Jack Szostak ’77 won the Nobel Prize in Physiology or Medicine yesterday, the Nobel Assembly announced. Szostak was part of a three-person team that discovered an enzyme that prevents chromosomes from unraveling when a cell divides. The discoveries may someday lead to a cure for cancer and even an antidote for aging.
“This year’s Nobel Prize in Physiology or Medicine is awarded to three scientists who have solved a major problem in biology,” said a press release from the Nobel Assembly, which chooses the Nobel Prize winners.
Szostak’s two team members — Elizabeth Blackburn of the University of California, San Francisco and Carol Greider of the Johns Hopkins School of Medicine — identified an enzyme called telomerase. The enzyme builds an area of DNA called the telomere. Szostak and Blackburn discovered the function of telomeres.
The discovery of telomeres’ function may eventually lead to a cure for cancer and a therapy to prevent aging.
“Telomeres are these structures at the ends of chromosomes that are important for maintaining the integrity of the chromosome when DNA replicates,” said Kathy Hajjar, professor of cell and developmental biology. The telomeres keep the chromosomes — structures within a cell that carry DNA — from untangling, she said.
During cancer, when cells are dividing uncontrollably, telomeres may be acting abnormally, Hajjar said. If this problem in the telomeres could be corrected, the uncontrolled cell division of cancer could be stopped.
In addition to stopping cancer, research into telomeres could create a “fountain of youth,” Hajjar said.
Telomeres become a little shorter every time the cell divides, she said. After a certain number of cell divisions, the telomeres are so short that the cell cannot divide any more.
If scientists can find a way to prevent telomeres from shortening, they may be able to stop the aging process, she said.
Szostak and Blackburn published their discoveries about the function of telomeres in a paper in 1982.
Szostak received a doctorate in biochemistry from Cornell in 1977. He is currently a professor of genetics at Harvard Medical School.
In an interview with nobelprize.org on Monday morning, he said, “The world’s full of interesting problems and I think I like to work on problems that aren’t receiving a huge amount of attention.”
When he started working on telomeres, it was basic research, Szostak said.
“There were no applications envisaged at all. And yet, to our surprise, it turned out… to have important medical implications,” he said.
Szostak could not be reached for comment Monday afternoon. His home answering machine had received so many messages it would not accept any more.

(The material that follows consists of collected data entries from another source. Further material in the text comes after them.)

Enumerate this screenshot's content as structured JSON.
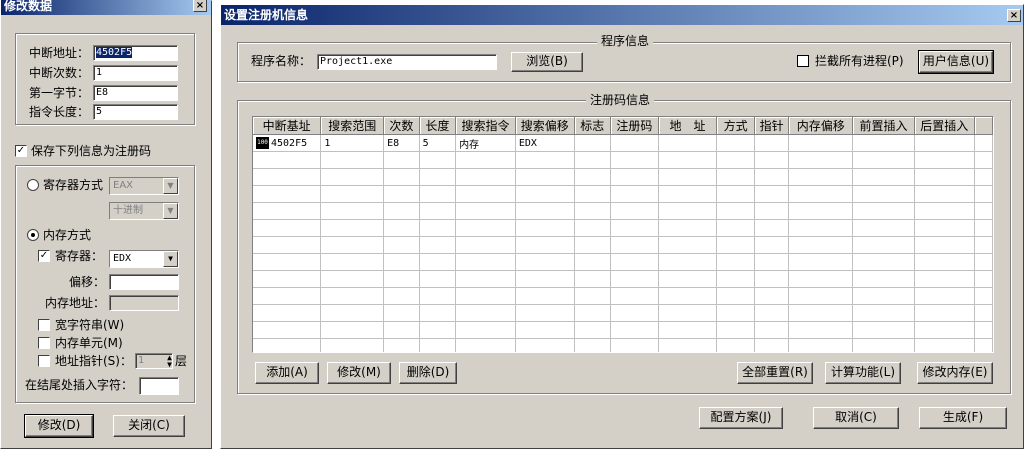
{
  "left": {
    "title": "修改数据",
    "close": "×",
    "fields": [
      {
        "label": "中断地址：",
        "value": "4502F5"
      },
      {
        "label": "中断次数：",
        "value": "1"
      },
      {
        "label": "第一字节：",
        "value": "E8"
      },
      {
        "label": "指令长度：",
        "value": "5"
      }
    ],
    "save_checkbox": "保存下列信息为注册码",
    "register_mode": "寄存器方式",
    "register_combo": "EAX",
    "radix_combo": "十进制",
    "memory_mode": "内存方式",
    "register_label": "寄存器：",
    "register_value": "EDX",
    "offset_label": "偏移：",
    "offset_value": "",
    "memaddr_label": "内存地址：",
    "memaddr_value": "",
    "widechar": "宽字符串(W)",
    "memunit": "内存单元(M)",
    "addrptr": "地址指针(S)：",
    "addrptr_value": "1",
    "addrptr_suffix": "层",
    "insert_label": "在结尾处插入字符：",
    "insert_value": "",
    "btn_modify": "修改(D)",
    "btn_close": "关闭(C)"
  },
  "right": {
    "title": "设置注册机信息",
    "close": "×",
    "program_group": "程序信息",
    "program_label": "程序名称：",
    "program_value": "Project1.exe",
    "btn_browse": "浏览(B)",
    "intercept": "拦截所有进程(P)",
    "btn_userinfo": "用户信息(U)",
    "regcode_group": "注册码信息",
    "columns": [
      "中断基址",
      "搜索范围",
      "次数",
      "长度",
      "搜索指令",
      "搜索偏移",
      "标志",
      "注册码",
      "地　址",
      "方式",
      "指针",
      "内存偏移",
      "前置插入",
      "后置插入",
      ""
    ],
    "rows": [
      [
        "4502F5",
        "1",
        "E8",
        "5",
        "内存",
        "EDX",
        "",
        "",
        "",
        "",
        "",
        "",
        "",
        "",
        ""
      ]
    ],
    "row_icon": "100",
    "btn_add": "添加(A)",
    "btn_modify": "修改(M)",
    "btn_delete": "删除(D)",
    "btn_resetall": "全部重置(R)",
    "btn_calc": "计算功能(L)",
    "btn_modmem": "修改内存(E)",
    "btn_config": "配置方案(J)",
    "btn_cancel": "取消(C)",
    "btn_generate": "生成(F)"
  },
  "colors": {
    "face": "#d4d0c8",
    "title_from": "#0a246a",
    "title_to": "#a6caf0"
  }
}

Szostak joins the ranks of 12 other alumni and 28 current or former Cornell professors who have won the Nobel Prize, according to the University.
Winning the prize was “the most exciting thing I had happen in my life,” said Robert Richardson, the Floyd R. Newman Professor of Physics, who won the 1996 prize in physics after discovering a new phase of matter.

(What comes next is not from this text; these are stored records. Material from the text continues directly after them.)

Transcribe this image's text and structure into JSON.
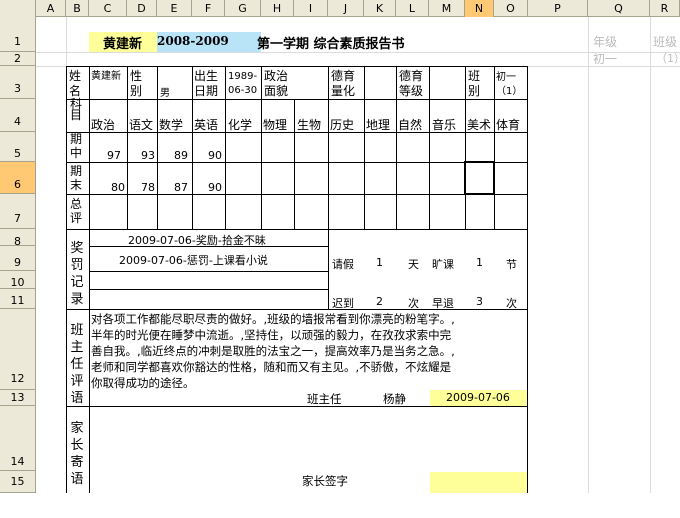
{
  "columns": [
    "A",
    "B",
    "C",
    "D",
    "E",
    "F",
    "G",
    "H",
    "I",
    "J",
    "K",
    "L",
    "M",
    "N",
    "O",
    "P",
    "Q",
    "R"
  ],
  "rows": [
    "1",
    "2",
    "3",
    "4",
    "5",
    "6",
    "7",
    "8",
    "9",
    "10",
    "11",
    "12",
    "13",
    "14",
    "15"
  ],
  "title": {
    "name": "黄建新",
    "year": "2008-2009",
    "rest": "第一学期 综合素质报告书"
  },
  "side": {
    "grade_label": "年级",
    "grade_value": "初一",
    "class_label": "班级",
    "class_value": "（1）"
  },
  "info": {
    "name_label": "姓名",
    "name_value": "黄建新",
    "sex_label": "性别",
    "sex_value": "男",
    "birth_label": "出生日期",
    "birth_value": "1989-06-30",
    "politics_label": "政治面貌",
    "moral_q_label": "德育量化",
    "moral_g_label": "德育等级",
    "class_label": "班别",
    "class_value": "初一（1）"
  },
  "subjects_label": "科目",
  "subjects": [
    "政治",
    "语文",
    "数学",
    "英语",
    "化学",
    "物理",
    "生物",
    "历史",
    "地理",
    "自然",
    "音乐",
    "美术",
    "体育"
  ],
  "midterm": {
    "label": "期中",
    "scores": [
      "97",
      "93",
      "89",
      "90"
    ]
  },
  "final": {
    "label": "期末",
    "scores": [
      "80",
      "78",
      "87",
      "90"
    ]
  },
  "total_label": "总评",
  "rewards": {
    "label": "奖罚记录",
    "items": [
      "2009-07-06-奖励-拾金不昧",
      "2009-07-06-惩罚-上课看小说"
    ]
  },
  "attendance": {
    "leave": "请假",
    "leave_n": "1",
    "day": "天",
    "skip": "旷课",
    "skip_n": "1",
    "period": "节",
    "late": "迟到",
    "late_n": "2",
    "times": "次",
    "early": "早退",
    "early_n": "3",
    "times2": "次"
  },
  "teacher_comment": {
    "label": "班主任评语",
    "lines": [
      "对各项工作都能尽职尽责的做好。,班级的墙报常看到你漂亮的粉笔字。,",
      "半年的时光便在睡梦中流逝。,坚持住，以顽强的毅力，在孜孜求索中完",
      "善自我。,临近终点的冲刺是取胜的法宝之一，提高效率乃是当务之急。,",
      "老师和同学都喜欢你豁达的性格，随和而又有主见。,不骄傲，不炫耀是",
      "你取得成功的途径。"
    ],
    "sign_label": "班主任",
    "teacher": "杨静",
    "date": "2009-07-06"
  },
  "parent": {
    "label": "家长寄语",
    "sign_label": "家长签字"
  }
}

Roald Hoffmann, the Frank H.T. Rhodes Professor in Humane Letters, said he heard on the radio that he had won the 1981 Nobel Prize in Chemistry.

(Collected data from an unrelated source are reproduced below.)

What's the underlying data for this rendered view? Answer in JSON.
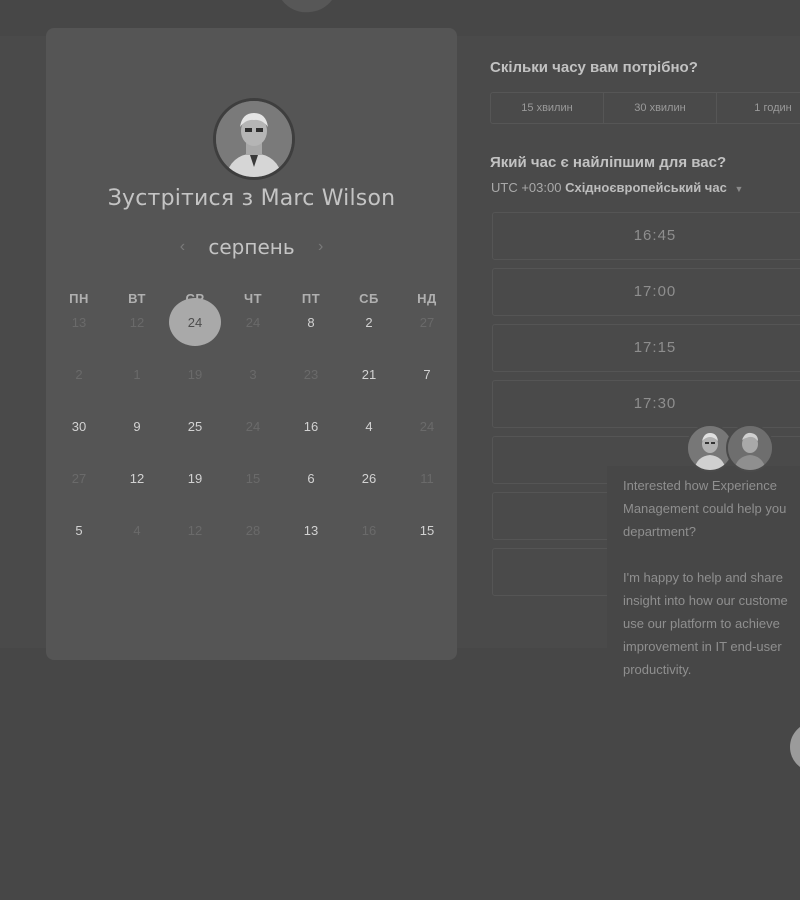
{
  "host": {
    "title": "Зустрітися з Marc Wilson"
  },
  "calendar": {
    "month": "серпень",
    "weekdays": [
      "ПН",
      "ВТ",
      "СР",
      "ЧТ",
      "ПТ",
      "СБ",
      "НД"
    ],
    "weeks": [
      [
        {
          "d": "13",
          "s": "dim"
        },
        {
          "d": "12",
          "s": "dim"
        },
        {
          "d": "24",
          "s": "selected"
        },
        {
          "d": "24",
          "s": "dim"
        },
        {
          "d": "8",
          "s": "avail"
        },
        {
          "d": "2",
          "s": "avail"
        },
        {
          "d": "27",
          "s": "dim"
        }
      ],
      [
        {
          "d": "2",
          "s": "dim"
        },
        {
          "d": "1",
          "s": "dim"
        },
        {
          "d": "19",
          "s": "dim"
        },
        {
          "d": "3",
          "s": "dim"
        },
        {
          "d": "23",
          "s": "dim"
        },
        {
          "d": "21",
          "s": "avail"
        },
        {
          "d": "7",
          "s": "avail"
        }
      ],
      [
        {
          "d": "30",
          "s": "avail"
        },
        {
          "d": "9",
          "s": "avail"
        },
        {
          "d": "25",
          "s": "avail"
        },
        {
          "d": "24",
          "s": "dim"
        },
        {
          "d": "16",
          "s": "avail"
        },
        {
          "d": "4",
          "s": "avail"
        },
        {
          "d": "24",
          "s": "dim"
        }
      ],
      [
        {
          "d": "27",
          "s": "dim"
        },
        {
          "d": "12",
          "s": "avail"
        },
        {
          "d": "19",
          "s": "avail"
        },
        {
          "d": "15",
          "s": "dim"
        },
        {
          "d": "6",
          "s": "avail"
        },
        {
          "d": "26",
          "s": "avail"
        },
        {
          "d": "11",
          "s": "dim"
        }
      ],
      [
        {
          "d": "5",
          "s": "avail"
        },
        {
          "d": "4",
          "s": "dim"
        },
        {
          "d": "12",
          "s": "dim"
        },
        {
          "d": "28",
          "s": "dim"
        },
        {
          "d": "13",
          "s": "avail"
        },
        {
          "d": "16",
          "s": "dim"
        },
        {
          "d": "15",
          "s": "avail"
        }
      ]
    ]
  },
  "duration": {
    "title": "Скільки часу вам потрібно?",
    "options": [
      "15 хвилин",
      "30 хвилин",
      "1 годин"
    ]
  },
  "timeslots": {
    "title": "Який час є найліпшим для вас?",
    "tz_offset": "UTC +03:00",
    "tz_name": "Східноєвропейський час",
    "slots": [
      "16:45",
      "17:00",
      "17:15",
      "17:30"
    ]
  },
  "chat": {
    "message_lines": [
      "Interested how Experience",
      "Management could help you",
      "department?",
      "",
      "I'm happy to help and share",
      "insight into how our custome",
      "use our platform to achieve",
      "improvement in IT end-user",
      "productivity."
    ]
  },
  "colors": {
    "page_background": "#474747",
    "card_background": "#555555",
    "selected_day": "#a9a9a9"
  }
}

“I quickly ran to the telephone because I knew it would start ringing,” he said.
There are positives and negatives to winning the prize, Hoffmann said.
“It allows you to make a fool of yourself when the press calls and asks for your opinion about this or that,” he said jokingly.
“In America, no one recognizes a Nobel Laureate on the street,” he said. But “my mother and my university were very happy.”
Along with the prestige of becoming a Nobel Laureate, winners also receive a monetary prize. They can spend the prize however they choose.
Szostak and the other two winners will split a $1.4 million prize.
When Richardson won in 1996, the one million dollar prize was split between him and two other winners. Half of his winnings were spent on taxes, he said, while the other half paid for his daughters’ educations and created a scholarship fund.
Hoffmann’s prize in 1981 was $90,000. He spent the money on a large party in Sweden, where the prizes are awarded, he said. He also bought a stereo and gave to charity.